Let the coordinates of point P be (x0, y0), then we can know x0 according to the coordinate characteristics of this point on the function image. +3y0？ = 4. First, according to the coordinates of point A, the coordinates of point B are (1,-1); Then, the formula1/2 | pa | is used to list the equation 1/2absinC. |PB|sin∠APB= 1/2|PM|？ | pn | sin ∠ MPN。 That is | pa |/| pm | = | pn |/| Pb |; Then according to the distance formula between two points, | x0+1| | 3-x0 | = | 3-x0 |/| x0-1|, namely (3-x0)? =|x0？ - 1|，x0 = 5/3。 It is easy to find the value of y0.

explain

Solution:

∫ point b and point a (-1, 1) are symmetrical about the origin o.

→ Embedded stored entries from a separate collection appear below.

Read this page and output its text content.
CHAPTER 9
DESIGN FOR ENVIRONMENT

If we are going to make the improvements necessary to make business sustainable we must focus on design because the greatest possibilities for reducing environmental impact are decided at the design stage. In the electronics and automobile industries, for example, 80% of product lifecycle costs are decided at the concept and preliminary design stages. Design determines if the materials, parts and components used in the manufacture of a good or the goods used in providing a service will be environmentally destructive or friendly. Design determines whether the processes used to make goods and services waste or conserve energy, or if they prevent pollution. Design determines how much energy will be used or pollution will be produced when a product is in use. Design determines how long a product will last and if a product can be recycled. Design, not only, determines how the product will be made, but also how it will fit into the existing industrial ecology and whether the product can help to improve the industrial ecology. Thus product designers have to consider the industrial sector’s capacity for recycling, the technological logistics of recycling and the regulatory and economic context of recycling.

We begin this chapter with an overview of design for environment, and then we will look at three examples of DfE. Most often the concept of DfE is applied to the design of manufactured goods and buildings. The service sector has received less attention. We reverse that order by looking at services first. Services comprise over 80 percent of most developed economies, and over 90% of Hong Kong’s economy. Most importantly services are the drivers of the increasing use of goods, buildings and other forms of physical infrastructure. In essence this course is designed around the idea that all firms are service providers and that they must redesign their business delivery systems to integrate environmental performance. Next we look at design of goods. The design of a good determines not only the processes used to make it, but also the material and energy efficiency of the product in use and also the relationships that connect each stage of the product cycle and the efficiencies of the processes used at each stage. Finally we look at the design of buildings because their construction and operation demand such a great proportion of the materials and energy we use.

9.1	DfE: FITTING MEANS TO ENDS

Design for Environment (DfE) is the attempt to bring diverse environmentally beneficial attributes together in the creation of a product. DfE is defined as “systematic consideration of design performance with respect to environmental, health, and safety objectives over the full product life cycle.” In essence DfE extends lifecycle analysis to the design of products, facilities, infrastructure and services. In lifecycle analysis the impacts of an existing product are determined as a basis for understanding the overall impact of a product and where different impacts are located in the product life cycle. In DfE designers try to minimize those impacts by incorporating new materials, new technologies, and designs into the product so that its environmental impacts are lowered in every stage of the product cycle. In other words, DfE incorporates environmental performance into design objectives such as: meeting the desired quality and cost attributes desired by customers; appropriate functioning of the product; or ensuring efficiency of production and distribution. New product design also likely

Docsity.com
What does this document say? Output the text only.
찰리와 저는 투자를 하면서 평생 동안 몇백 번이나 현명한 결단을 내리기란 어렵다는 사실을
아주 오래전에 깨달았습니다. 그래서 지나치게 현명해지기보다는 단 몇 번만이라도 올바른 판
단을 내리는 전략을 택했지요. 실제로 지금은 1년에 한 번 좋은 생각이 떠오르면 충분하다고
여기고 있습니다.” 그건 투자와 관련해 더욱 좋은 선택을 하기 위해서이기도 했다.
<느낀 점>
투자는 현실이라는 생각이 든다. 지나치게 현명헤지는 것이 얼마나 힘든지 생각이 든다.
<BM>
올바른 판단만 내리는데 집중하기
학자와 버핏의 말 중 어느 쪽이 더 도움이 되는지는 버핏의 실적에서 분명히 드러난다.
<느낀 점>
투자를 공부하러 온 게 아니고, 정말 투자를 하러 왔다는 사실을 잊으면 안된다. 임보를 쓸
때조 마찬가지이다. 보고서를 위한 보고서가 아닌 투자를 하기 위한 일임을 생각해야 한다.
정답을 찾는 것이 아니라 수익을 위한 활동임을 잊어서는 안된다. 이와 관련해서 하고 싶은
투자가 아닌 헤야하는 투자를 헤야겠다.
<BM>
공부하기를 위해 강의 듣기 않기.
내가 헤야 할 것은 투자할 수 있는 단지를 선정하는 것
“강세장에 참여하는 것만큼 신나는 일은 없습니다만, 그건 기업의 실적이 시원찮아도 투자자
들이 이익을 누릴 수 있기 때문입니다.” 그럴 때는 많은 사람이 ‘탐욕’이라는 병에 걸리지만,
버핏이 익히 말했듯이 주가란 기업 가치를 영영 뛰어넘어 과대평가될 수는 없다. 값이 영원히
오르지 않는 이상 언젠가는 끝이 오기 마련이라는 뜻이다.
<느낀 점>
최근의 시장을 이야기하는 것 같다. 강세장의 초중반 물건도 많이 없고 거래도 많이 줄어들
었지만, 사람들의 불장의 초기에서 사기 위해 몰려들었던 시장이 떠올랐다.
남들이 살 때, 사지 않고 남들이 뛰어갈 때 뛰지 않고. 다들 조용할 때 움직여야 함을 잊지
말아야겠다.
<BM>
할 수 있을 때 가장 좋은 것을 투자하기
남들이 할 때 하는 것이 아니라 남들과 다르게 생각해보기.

∴ The coordinates of point B are (1,-1).

If there is a point p that makes the areas of △PAB and △PMN equal.

The coordinates of point P are (x0, y0).

Then:

1/2|PA|？ |PB|sin∠APB

= 1/2|PM|？ |PN|sin∠MPN

∫sin∠APB = sin∠MPN

∴|PA|/|PM|=|PN|/|PB|

∴|x0+ 1|/|3-x0|=|3-x0|/|x0- 1|

Namely:

(3-x0)？ =|x0？ - 1|

Solution:

x0=5/3

∵ Point P is on the image of x2+3y2 = 4 (x ≠ 1).

∴x02+3y02=4

∴y0= √33/9

The existence of point p makes the areas of △PAB and △PMN equal.

At this time, the coordinate of point P is (5/3, √ 33/9).